*Photograph: Gerard O’Neill
CLARE GAA’s Head of Operations acknowledged the contribution of voluntary club officials following issues with online sales of All-Ireland final tickets.
As first reported by The Clare Echo, a technical glitch emerged with the online sales of All-Ireland final tickets. 16,000 tickets were allocated to Clare GAA for the final and the apportioned amount was not impacted by the system fault.
After an online link went live for members of GAA clubs on Friday last, a failing in the system allowed some persons to obtain more tickets than they were allocated and others were left with half of what they were awarded. In some instances, persons who were looking for four tickets could only get two and those attempting to get two tickets could only obtain one.
When the matter was flagged with club secretaries, the message was relayed to Clare GAA officials who took steps to disable the links and codes issued to club members. There were no such technical glitches for clubs in Cork attempting to source their tickets. Club members were also separated from their family in some instances with the allocation of tickets.
Club secretaries who are volunteers were then furnished with a report “showing all codes used and number of tickets purchased” which assisted them in identifying persons who purchased more than their allocation. The onus was left with the club administrators to try retrieve tickets and they were not successful in all instances. As it was holiday season, some of the club secretaries were carrying this out while in Spain and Italy while others ended up working day and night to try rectify the matter.
Requests from club secretaries for all codes to be cancelled and for the process to be restarted were rejected. “Secretaries have been wronged, they’ve made us fall out with our own club members over it,” one volunteer told The Clare Echo.
In correspondence to the County Board, club secretaries urged the GAA chiefs to take control of the matter going forward. “Somebody has to talk to the powers that be as regards future issues. We have unsupervised children scattered around Croke Park, we have secretaries sitting with their family in restricted viewing seats and Chairpersons sitting on their own with wives and partners and friends elsewhere. I thought the process would be Clare and Cork had first pick outside corporate premium, players etc, and all remining seats would then go to clubs worldwide. Instead we have loyal Clare members separate from families and friends in the worst seats”.

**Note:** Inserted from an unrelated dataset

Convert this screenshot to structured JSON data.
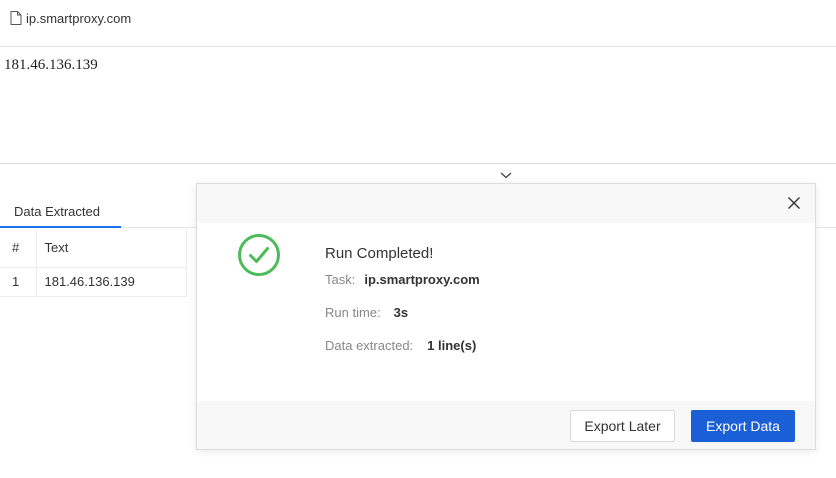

Chairman of Clare GAA, Kieran Keating in correspondence to club secretaries advised that they were not competing with Cork GAA for the same seats with the allocation approximately split for 10,000 between the three stands and 6,000 in the terrace, of this 2,000 from the Hogan and Cusack Stands was set aside to be used for players families, management, referees, volunteers, officers and sponsors. He said 400 of the allocation were to be used at fundraising events.
By the final whistle, Clare supporters lucky enough to be among the 82,000 in Croke Park witnessing history were not talking about tickets.
Speaking at Monday’s homecoming event, the Head of Operations commented, “It is amazing to see the people of our county out tonight. I want to pay particular tribute to all those who work in the clubs and particularly those who worked on the distribution of tickets in the last two weeks, there are some people with full-time jobs who spent hours upon hours, countless time trying to ensure as many Clare people as possible had a ticket, we really appreciate all the work done by the voluntary officers in the club, we are honoured those who work for you to try do our best for you every day, we really appreciate I suppose the bond that is between all Clare people and our wonderful players and our exceptional management team, we are just so proud to have any small part to play”.